A 96-year-old woman, Irmgard Furchner, known to be a former secretary of the Nazi concentration camp at Stutthof, was arrested by the German Police after she managed to escape. She is standing trial on charges of complicity in the murder of over 11 thousand people. A spokesman of the Itzehoe court said that Irmgard was taken to the court.
The escape was detected after she did not appear before the court presided over by Judge Dominik Gross. Her absence led to issuing of an arrest warrant.
As per estimates by, International Auschwitz Committee, the organisation that probes Nazi crimes in the Stutthof concentration camp located on the outskirts of Gdansk in Poland, about 65,000 people were killed.

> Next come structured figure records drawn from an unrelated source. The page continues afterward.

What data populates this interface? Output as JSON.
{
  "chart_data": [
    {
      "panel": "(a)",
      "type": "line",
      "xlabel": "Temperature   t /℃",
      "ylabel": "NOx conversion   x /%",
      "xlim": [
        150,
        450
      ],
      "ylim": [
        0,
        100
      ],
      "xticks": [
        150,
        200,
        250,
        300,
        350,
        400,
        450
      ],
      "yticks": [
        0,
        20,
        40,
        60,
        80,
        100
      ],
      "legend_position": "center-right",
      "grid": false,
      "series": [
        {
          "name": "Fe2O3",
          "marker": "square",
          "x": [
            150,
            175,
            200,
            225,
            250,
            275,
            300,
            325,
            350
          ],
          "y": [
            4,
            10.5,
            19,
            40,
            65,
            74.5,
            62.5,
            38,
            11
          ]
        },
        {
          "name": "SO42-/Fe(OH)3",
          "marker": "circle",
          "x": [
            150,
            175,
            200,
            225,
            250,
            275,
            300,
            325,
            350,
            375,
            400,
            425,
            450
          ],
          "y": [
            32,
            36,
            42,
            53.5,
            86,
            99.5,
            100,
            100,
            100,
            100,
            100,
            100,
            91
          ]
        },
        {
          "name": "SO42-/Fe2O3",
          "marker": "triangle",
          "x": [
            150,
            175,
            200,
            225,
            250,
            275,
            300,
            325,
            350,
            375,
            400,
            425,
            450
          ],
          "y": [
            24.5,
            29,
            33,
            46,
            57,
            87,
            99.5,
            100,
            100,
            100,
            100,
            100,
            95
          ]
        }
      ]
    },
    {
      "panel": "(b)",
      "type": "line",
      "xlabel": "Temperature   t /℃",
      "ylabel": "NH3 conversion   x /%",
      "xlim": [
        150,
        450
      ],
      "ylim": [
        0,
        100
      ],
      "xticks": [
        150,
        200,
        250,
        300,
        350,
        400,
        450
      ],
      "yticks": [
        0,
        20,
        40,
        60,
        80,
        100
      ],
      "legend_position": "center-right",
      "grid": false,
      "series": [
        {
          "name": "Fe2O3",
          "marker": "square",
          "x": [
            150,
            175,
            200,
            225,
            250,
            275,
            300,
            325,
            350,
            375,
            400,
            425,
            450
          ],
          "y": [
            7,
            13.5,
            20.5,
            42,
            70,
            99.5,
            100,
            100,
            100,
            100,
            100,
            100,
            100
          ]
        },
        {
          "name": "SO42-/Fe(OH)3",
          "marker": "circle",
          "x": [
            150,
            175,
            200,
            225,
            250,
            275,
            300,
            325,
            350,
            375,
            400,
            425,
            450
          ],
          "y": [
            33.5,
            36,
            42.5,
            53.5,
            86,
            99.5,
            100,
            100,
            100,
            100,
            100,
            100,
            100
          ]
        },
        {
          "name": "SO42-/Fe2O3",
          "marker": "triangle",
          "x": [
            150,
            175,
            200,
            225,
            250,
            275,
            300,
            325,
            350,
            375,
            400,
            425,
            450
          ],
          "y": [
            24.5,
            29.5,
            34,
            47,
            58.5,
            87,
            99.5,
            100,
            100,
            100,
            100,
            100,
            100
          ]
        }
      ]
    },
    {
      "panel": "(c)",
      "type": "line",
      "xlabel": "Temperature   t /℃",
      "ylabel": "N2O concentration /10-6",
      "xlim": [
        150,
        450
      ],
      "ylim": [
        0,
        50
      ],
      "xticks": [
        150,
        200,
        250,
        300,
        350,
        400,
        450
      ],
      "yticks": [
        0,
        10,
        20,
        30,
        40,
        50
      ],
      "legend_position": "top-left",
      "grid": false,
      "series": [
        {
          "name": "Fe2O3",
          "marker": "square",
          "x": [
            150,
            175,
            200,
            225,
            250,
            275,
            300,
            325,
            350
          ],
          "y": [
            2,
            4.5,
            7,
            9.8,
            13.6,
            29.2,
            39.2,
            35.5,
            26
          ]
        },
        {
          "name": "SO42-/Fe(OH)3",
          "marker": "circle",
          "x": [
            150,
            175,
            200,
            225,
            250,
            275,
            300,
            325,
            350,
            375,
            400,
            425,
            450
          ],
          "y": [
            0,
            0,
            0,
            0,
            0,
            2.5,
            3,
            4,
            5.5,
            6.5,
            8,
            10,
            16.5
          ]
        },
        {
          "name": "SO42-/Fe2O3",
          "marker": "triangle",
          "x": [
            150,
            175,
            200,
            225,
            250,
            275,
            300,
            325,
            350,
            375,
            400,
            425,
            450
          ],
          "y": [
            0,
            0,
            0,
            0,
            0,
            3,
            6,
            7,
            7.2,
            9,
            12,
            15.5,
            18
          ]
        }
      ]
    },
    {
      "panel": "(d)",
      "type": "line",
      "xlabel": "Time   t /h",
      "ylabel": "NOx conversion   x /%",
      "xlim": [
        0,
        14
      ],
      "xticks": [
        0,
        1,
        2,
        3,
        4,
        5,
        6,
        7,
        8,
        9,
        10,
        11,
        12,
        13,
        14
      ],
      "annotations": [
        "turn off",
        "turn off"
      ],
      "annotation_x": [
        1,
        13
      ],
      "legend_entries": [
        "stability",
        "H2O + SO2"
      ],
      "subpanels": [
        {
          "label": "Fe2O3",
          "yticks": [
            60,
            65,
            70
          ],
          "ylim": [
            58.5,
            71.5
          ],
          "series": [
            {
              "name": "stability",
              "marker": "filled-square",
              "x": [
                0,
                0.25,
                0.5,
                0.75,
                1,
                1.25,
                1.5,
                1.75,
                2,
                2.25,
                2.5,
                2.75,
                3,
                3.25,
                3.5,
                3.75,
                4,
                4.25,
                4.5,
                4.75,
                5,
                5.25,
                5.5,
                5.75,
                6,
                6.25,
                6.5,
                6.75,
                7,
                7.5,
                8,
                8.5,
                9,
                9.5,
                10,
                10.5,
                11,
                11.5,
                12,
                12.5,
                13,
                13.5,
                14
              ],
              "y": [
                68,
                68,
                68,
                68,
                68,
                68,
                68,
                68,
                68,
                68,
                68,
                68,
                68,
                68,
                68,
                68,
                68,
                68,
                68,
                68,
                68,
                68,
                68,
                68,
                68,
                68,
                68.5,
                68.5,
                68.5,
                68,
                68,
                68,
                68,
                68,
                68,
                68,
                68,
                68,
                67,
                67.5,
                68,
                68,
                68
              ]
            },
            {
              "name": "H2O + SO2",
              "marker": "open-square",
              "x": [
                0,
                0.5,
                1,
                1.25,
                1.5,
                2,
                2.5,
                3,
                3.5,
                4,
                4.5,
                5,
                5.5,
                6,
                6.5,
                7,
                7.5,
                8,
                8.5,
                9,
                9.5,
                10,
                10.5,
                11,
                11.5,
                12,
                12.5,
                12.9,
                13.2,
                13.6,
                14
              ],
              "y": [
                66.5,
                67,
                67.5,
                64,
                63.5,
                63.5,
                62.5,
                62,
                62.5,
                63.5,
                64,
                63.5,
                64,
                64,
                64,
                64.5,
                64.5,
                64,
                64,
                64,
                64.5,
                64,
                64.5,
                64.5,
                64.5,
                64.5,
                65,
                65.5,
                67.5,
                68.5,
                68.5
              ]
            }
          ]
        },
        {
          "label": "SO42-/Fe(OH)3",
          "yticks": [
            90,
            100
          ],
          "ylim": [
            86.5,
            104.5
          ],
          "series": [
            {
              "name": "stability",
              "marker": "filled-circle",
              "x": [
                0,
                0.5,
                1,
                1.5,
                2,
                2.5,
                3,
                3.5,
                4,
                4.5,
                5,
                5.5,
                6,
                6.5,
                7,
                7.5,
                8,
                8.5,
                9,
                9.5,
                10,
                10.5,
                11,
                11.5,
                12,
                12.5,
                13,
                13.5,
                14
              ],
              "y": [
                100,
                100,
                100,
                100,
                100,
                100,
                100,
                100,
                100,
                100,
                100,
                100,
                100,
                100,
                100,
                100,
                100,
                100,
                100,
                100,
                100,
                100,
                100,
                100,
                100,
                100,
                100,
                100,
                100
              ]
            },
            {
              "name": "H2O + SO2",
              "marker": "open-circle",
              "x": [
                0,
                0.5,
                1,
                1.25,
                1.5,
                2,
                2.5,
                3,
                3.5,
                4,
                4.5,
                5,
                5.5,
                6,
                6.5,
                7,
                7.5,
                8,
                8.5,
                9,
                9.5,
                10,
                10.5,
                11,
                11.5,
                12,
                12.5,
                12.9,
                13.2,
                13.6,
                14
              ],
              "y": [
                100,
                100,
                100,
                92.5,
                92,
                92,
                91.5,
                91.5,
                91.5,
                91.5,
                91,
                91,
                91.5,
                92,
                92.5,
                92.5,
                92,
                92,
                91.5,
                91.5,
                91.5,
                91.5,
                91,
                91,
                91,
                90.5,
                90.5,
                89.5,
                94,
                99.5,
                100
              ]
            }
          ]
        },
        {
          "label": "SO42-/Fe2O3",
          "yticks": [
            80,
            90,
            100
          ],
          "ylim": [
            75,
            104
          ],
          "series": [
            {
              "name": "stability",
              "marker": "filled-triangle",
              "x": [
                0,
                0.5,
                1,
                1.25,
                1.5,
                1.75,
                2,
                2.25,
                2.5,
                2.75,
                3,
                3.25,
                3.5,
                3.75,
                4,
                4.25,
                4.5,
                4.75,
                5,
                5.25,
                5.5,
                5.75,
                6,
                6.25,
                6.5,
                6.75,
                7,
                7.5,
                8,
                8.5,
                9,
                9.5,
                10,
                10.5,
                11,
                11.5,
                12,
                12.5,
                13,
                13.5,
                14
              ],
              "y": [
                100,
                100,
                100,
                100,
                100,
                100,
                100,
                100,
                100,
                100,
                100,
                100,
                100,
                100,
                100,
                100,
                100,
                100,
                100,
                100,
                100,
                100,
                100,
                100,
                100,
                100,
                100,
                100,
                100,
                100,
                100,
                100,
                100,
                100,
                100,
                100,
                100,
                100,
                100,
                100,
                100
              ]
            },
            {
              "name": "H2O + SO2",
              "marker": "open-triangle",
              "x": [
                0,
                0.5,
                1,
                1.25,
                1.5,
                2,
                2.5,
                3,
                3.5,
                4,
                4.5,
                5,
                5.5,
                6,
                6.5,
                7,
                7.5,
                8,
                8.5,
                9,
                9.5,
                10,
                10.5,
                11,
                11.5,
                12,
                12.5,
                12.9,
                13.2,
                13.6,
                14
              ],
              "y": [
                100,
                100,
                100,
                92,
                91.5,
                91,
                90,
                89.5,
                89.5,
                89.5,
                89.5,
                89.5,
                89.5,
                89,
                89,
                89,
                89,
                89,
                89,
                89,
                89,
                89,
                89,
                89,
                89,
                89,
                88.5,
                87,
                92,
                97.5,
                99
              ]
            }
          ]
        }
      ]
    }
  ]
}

Irmgard Furchner was the secretary of Paul Werner Hoppe, who ran the concentration camp then occupied by the Nazis. The Nazis had opened the first such camp at Stutthof outside Germany and was the last to be liberated by Russian forces in May 1945.
Her trial opened before a juvenile court because at the time she was 18 -19 years.
As per the spokesman of the juvenile court, when the initial trials started, Irmgard Furchner was accused of assisting ‘those who ran the camp in the systematic killing of prisoners between June 1943 and April 1945 in her duties as a stenographer and typist in the office of the commander of the former Stutthof concentration camp”.
As per the German broadcaster Ard, Irmgard Furchner has been heard as a witness several times in the past because the correspondence with the economic leaders of the SS passed from her desk.
Irmgard Furchner admitted that she took note of what Hoppe dictated to her every day, but she claimed that she was unaware of the massacres that took place just a few meters from her office. The case against her was reopened in 2016 and the case uses testimonies from the United States and Israel.
In July 2020, Hamburg juvenile court sentenced a 93-year-old man John Demjanjuk, who was the guardian of the Stutthof concentration camp as a bo. He was found guilty of complicity in murder and was sentenced to two years in prison, with a suspended sentence. Starting from the 2011 trial against Demjanjuk, German jurisprudence believed that being employed by the Nazis in a concentration camp can prove complicity in the death of the inmates. This led to the reopening of several cases.